The question had been presented to various universities all over Europe for their opinions, on the advice of one Thomas Cranmer, who would later become Archbishop of Canterbury. In each case the opinions had been returned in Henry’s favor, and these were now presented as evidence. Days of such testimony were introduced, with Catherine nowhere in sight to offer rebuttal. It looked as if Henry’s case was a foregone conclusion. At the last minute, however, Campeggio declared that, since the Court in Rome traditionally went into a vacation period at this time of year, a similar hiatus of several months would now be called to the English hearing. Campeggio obviously had no intention of awarding a verdict in either direction, no matter how long the court sat.

When it became apparent to Henry that such was Campeggio’s mandate, he grew furious. Blaming Wolsey for this new delay, he ordered the elderly Lord Chancellor to render up his Great Seal of Office and to retire to his priory at Esher, there to await the king’s pleasure. (As the loyal Duke of Suffolk was quoted as saying at the time, “It was never merry in England since we had Cardinals here!”) Wolsey’s position was taken by the great humanist, Thomas More, much against More’s wishes. That gentle, domestic and learned man had no desire to enter the halls of power; he preferred the quiet, studious family life of his manor house at Chelsea. Furthermore, he had his own doubts and questions about the “King’s Great Matter”, as it was called, which he foresaw could land him in hot water as well as Wolsey in the not too distant future.

At length Henry, maddened by his desire for Anne and his need for an heir, determined not to be thwarted, and, conveniently convinced of the justice of his cause, issued through Parliament a bill declaring himself the Head of the Church in England, and making it treason for any Englishman to own allegiance to any power but the King, including allegiance to the Pope – though this allegiance had traditionally been accepted as the only authority on earth which could supersede that of the Crown. In this move Henry was greeted by his subjects either with great acclaim or with shock and rebellion.

There were many who had resented the increasing power of the Papacy, and the enforcement of the yearly tax paid to the Vatican, known as Peter’s Pence, had been an growing burden on the poor in England. In addition, the power, wealth and insulation of the Church in England had become an ever greater bone of contention among the people, as abbots and abbesses in many of the larger and wealthier monasteries lived out rich, comfortable lives, often in sexual promiscuity and debauchery, their vows of poverty and chastity not worth the paper they were written on, and answering to no one, as they were not subject to the English judiciary.

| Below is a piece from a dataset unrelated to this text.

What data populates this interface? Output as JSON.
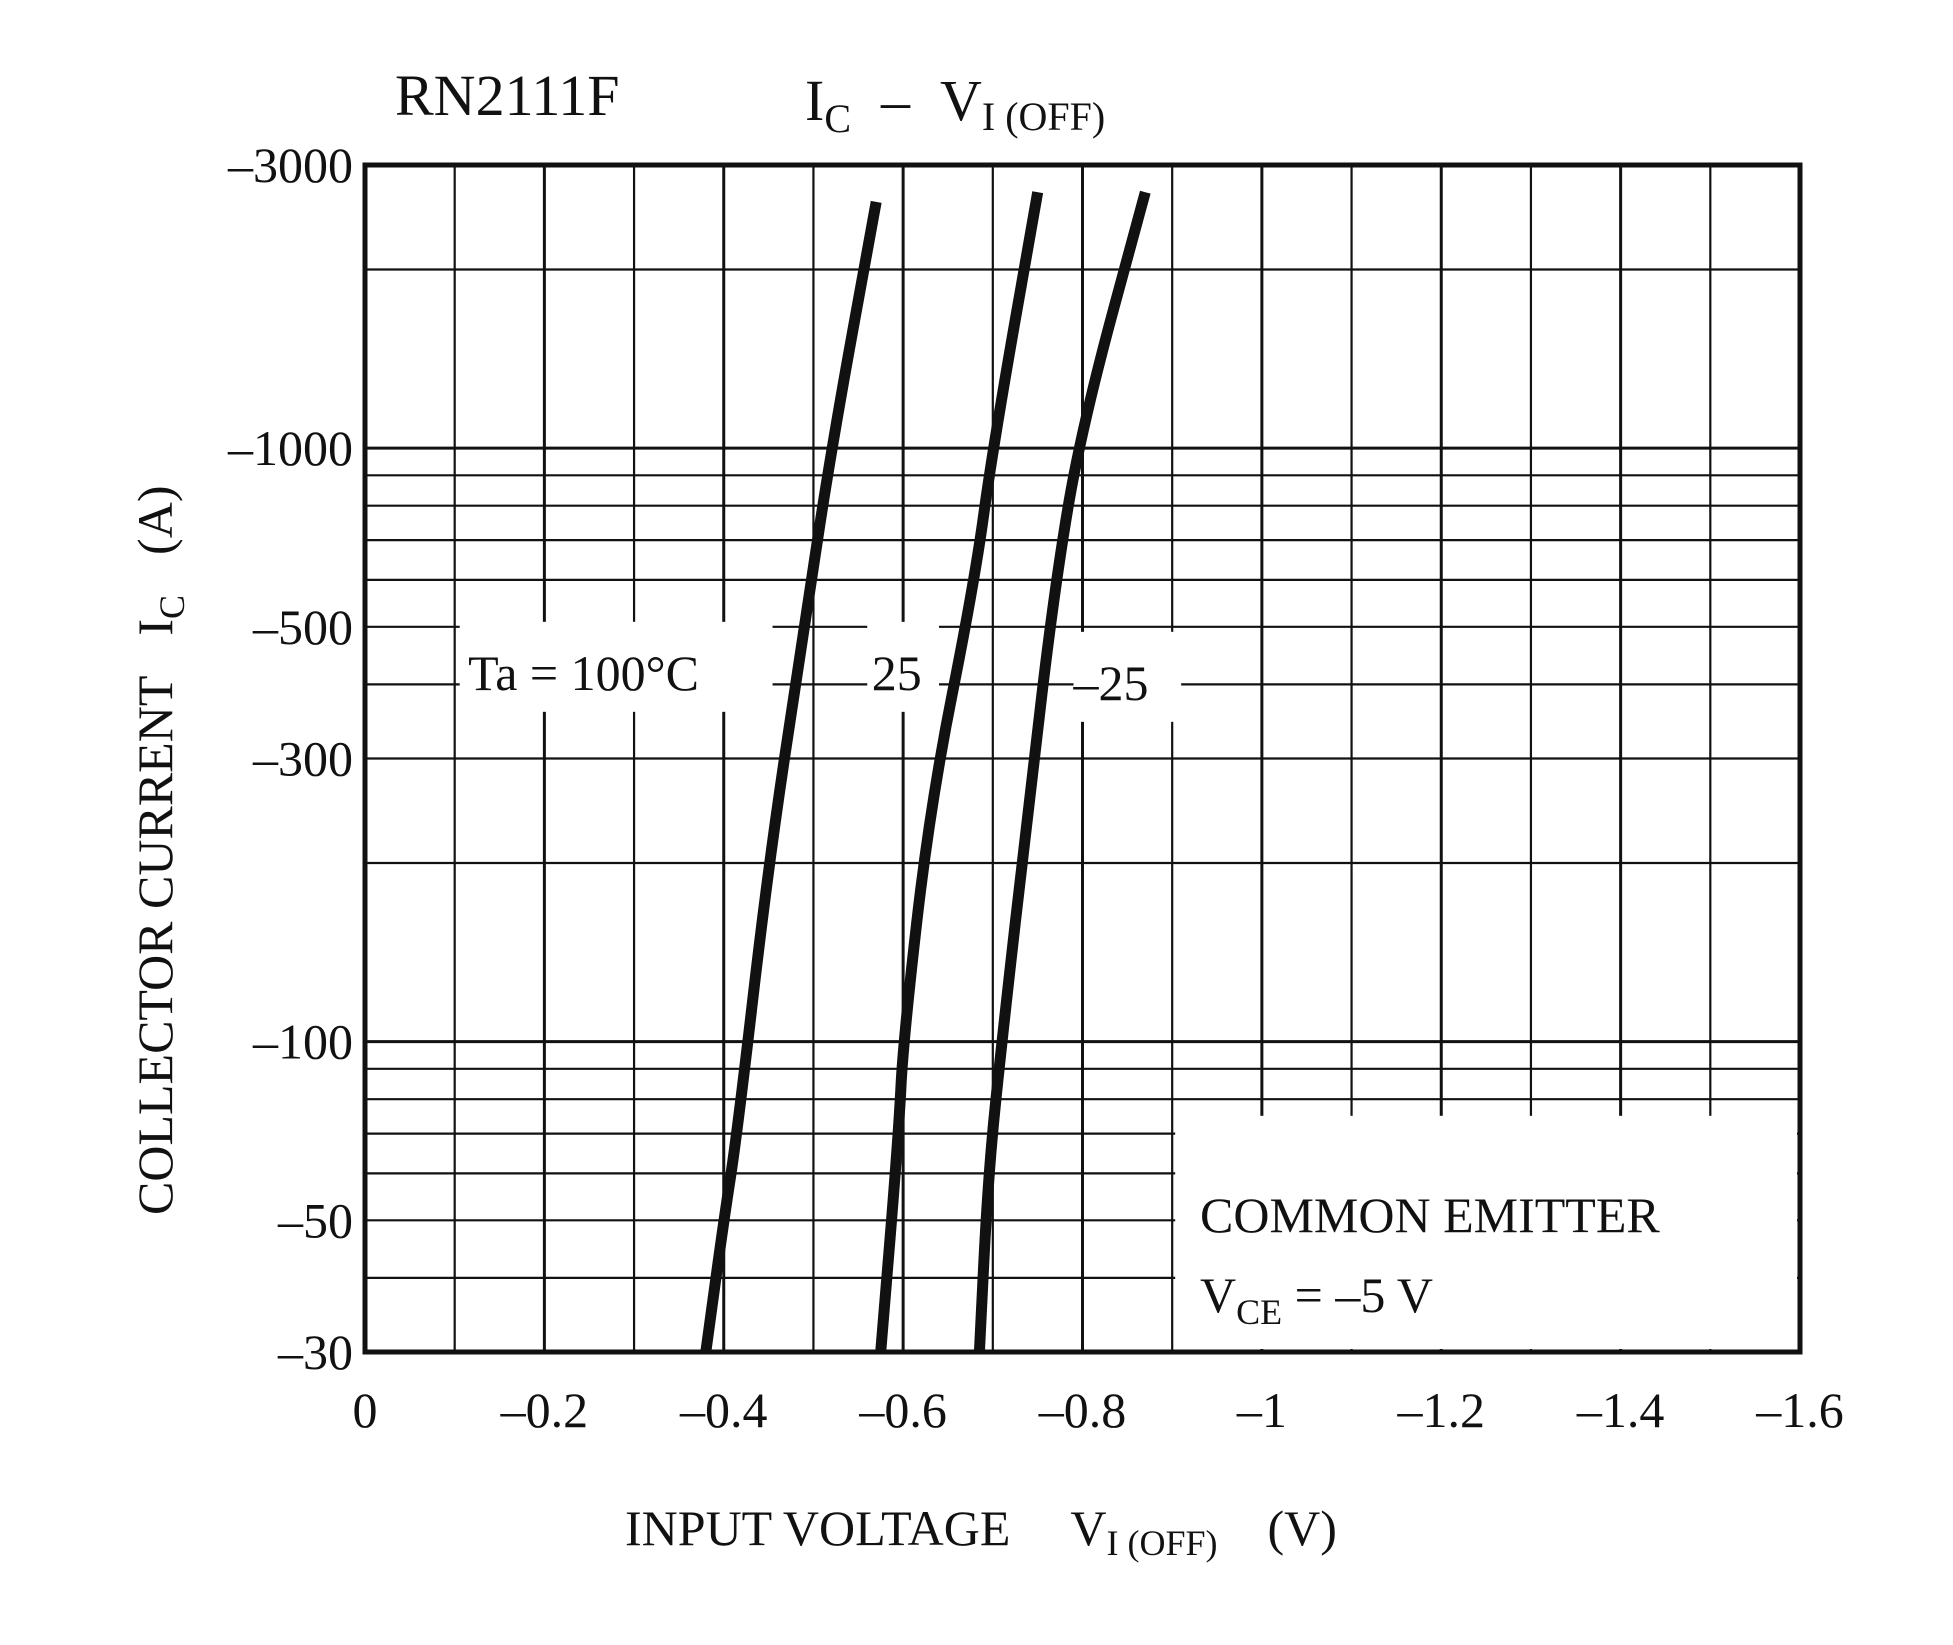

Wolsey himself had a mistress and several children, and he was the highest papal authority in England, being Archbishop of Canterbury at the time of his fall from grace. Many churches and other religious houses contained false relics of the saints – a vial of the milk of the Virgin Mary which turned out to be cow’s milk, replaced weekly; a piece of the True Cross which could be proved to be nothing more than a splinter of wood from some local carpentry shop; a flagon of the blood of St. Stephen, supposed to have mystical healing properties which, in reality, was pig’s blood.

There was an undeniable need for reform in the church of the time, but Henry’s motivations and his methods left much to be desired. He was not seeking to cleanse and rehabilitate, as a good son of the Church should do for the good of God’s people. He was using the irrefutable need for purging as an excuse to accomplish his own personal goals while simultaneously enriching himself materially. His motives were certainly suspect at the time by those of a skeptical turn, such as Thomas More and Archbishop Fox. To us today they appear disingenuous in the extreme – and which of us would have had the nerve to turn such a monumental schism of the known order to personal gain?